Together AI also described their GPU cluster management, including the networking aspects and validation steps. This involves techniques and components such as:

  • H100 GPUs
  • Infiniband networking
  • NVLink and NVSwitch
  • NCCL
  • HPCX
  • SLURM (workload management)
  • Remote Direct Memory Access (RDMA) using GPUDirect
  • Telegraf (open source monitoring)

Important steps in the process include:

  • GPU validation
  • Network validation
  • Storage validation

Optimizing the AI Stack

CUDA C++ optimization is important, but it’s only part of the optimization puzzle. The inference engine running the LLM queries is one component of the AI tech stack. Optimizing CUDA C++ will make the AI engine backend run faster, but there are many other techniques for optimizing the entire tech stack of an AI application. Some of the main ideas include:

  • Hardware layer — buy a bigger GPU (and write CUDA for it!)
  • OS layer — tweak your Linux kernel parameters and process priorities.
  • Model compression — make the AI models smaller via quantization, pruning, or distillation (or just use a smaller model!).
  • Deployment stack — optimize serving and scheduling of user requests.
  • Streaming — pass back partial results incrementally.
  • Caching — use an inference cache, prompt caching, KV caching, or other types.
  • Networking and bandwidth optimizations — use RDMA, nvlink, and others.

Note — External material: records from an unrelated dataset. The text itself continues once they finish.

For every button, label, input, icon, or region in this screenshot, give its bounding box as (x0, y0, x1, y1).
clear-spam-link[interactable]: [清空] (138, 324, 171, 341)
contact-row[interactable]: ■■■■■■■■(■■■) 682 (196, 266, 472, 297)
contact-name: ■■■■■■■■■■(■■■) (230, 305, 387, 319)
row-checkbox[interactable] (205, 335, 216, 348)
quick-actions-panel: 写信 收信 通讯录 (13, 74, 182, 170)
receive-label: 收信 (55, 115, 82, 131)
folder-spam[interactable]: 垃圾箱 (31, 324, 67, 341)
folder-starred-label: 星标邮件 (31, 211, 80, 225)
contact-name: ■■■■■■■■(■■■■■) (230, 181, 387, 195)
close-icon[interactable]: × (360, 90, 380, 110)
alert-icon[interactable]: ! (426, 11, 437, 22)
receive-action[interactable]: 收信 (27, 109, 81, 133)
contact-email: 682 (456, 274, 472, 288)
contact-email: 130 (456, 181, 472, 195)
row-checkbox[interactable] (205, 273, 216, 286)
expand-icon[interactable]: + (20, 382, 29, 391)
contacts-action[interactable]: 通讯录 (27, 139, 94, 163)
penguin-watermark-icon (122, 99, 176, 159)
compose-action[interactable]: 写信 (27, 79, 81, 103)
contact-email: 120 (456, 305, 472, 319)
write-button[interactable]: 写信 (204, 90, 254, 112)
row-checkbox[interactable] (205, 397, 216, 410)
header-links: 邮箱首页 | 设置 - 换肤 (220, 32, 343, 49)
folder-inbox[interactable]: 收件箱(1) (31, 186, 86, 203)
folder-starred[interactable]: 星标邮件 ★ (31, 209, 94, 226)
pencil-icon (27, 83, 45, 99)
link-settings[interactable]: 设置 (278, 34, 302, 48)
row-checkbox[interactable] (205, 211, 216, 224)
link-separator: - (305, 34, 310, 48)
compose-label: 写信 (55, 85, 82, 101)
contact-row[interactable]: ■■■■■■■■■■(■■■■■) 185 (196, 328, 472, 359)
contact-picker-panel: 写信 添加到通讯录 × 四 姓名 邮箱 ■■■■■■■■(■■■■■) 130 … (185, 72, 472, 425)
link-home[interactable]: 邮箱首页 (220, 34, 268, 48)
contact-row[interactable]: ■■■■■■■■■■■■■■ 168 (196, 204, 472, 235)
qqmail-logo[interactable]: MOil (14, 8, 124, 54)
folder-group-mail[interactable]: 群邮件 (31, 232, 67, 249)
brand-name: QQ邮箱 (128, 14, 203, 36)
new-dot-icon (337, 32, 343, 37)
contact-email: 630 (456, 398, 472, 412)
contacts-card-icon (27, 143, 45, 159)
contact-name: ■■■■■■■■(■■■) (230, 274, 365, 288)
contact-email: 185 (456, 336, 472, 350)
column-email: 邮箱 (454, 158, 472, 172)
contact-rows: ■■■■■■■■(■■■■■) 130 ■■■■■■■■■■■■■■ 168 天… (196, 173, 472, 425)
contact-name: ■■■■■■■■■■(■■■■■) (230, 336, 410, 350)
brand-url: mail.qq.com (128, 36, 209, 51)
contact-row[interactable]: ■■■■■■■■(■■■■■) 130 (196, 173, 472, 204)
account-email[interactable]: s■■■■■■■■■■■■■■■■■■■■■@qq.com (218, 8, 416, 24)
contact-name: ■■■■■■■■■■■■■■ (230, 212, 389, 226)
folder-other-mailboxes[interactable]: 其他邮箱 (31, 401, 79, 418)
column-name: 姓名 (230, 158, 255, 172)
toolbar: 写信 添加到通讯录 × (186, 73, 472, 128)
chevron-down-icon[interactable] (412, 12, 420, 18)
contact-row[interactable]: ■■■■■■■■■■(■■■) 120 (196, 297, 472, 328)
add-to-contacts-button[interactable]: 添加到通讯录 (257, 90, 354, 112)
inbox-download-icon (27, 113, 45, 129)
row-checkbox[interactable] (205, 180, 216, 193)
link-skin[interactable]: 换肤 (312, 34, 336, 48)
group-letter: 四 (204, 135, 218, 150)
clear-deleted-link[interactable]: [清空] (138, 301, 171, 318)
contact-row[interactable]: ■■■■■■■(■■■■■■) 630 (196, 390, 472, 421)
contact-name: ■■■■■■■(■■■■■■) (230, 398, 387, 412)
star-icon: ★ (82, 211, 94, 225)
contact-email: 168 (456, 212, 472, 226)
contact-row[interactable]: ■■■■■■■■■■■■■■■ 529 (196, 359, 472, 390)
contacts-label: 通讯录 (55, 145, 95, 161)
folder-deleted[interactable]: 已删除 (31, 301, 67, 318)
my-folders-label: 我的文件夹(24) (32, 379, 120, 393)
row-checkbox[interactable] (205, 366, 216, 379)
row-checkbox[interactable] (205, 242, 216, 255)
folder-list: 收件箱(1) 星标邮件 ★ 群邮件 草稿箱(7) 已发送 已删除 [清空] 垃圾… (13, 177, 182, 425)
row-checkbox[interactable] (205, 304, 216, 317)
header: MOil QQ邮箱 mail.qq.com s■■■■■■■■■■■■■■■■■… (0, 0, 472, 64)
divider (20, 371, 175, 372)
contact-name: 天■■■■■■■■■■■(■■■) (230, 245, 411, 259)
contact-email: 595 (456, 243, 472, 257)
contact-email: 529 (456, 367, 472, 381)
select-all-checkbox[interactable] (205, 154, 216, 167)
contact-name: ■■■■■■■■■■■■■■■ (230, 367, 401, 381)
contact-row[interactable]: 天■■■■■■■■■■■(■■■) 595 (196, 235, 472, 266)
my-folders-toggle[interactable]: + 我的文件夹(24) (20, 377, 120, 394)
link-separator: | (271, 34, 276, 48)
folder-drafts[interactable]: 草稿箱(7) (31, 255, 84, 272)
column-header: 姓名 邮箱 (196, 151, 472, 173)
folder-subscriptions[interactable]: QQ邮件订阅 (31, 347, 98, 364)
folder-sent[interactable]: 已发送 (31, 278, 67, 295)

RAG Stack Optimization. The RAG architecture has all of the above, and also has a set of additional optimizations:

  • Faster vector databases (e.g., indexing, in-memory databases, nearest neighbor optimizations).
  • RAG-specific KV caching (i.e., prefix caching, and fused KV caching to come soon).
  • Rerankers and packers to better organize multiple RAG chunks.

That’s all getting to be far beyond a CUDA C++ conversation. Overall, let’s note that the inference time of an LLM still remains one of the main bottlenecks in the AI stack, so the user’s latency will be greatly affected by your CUDA C++ optimization skills.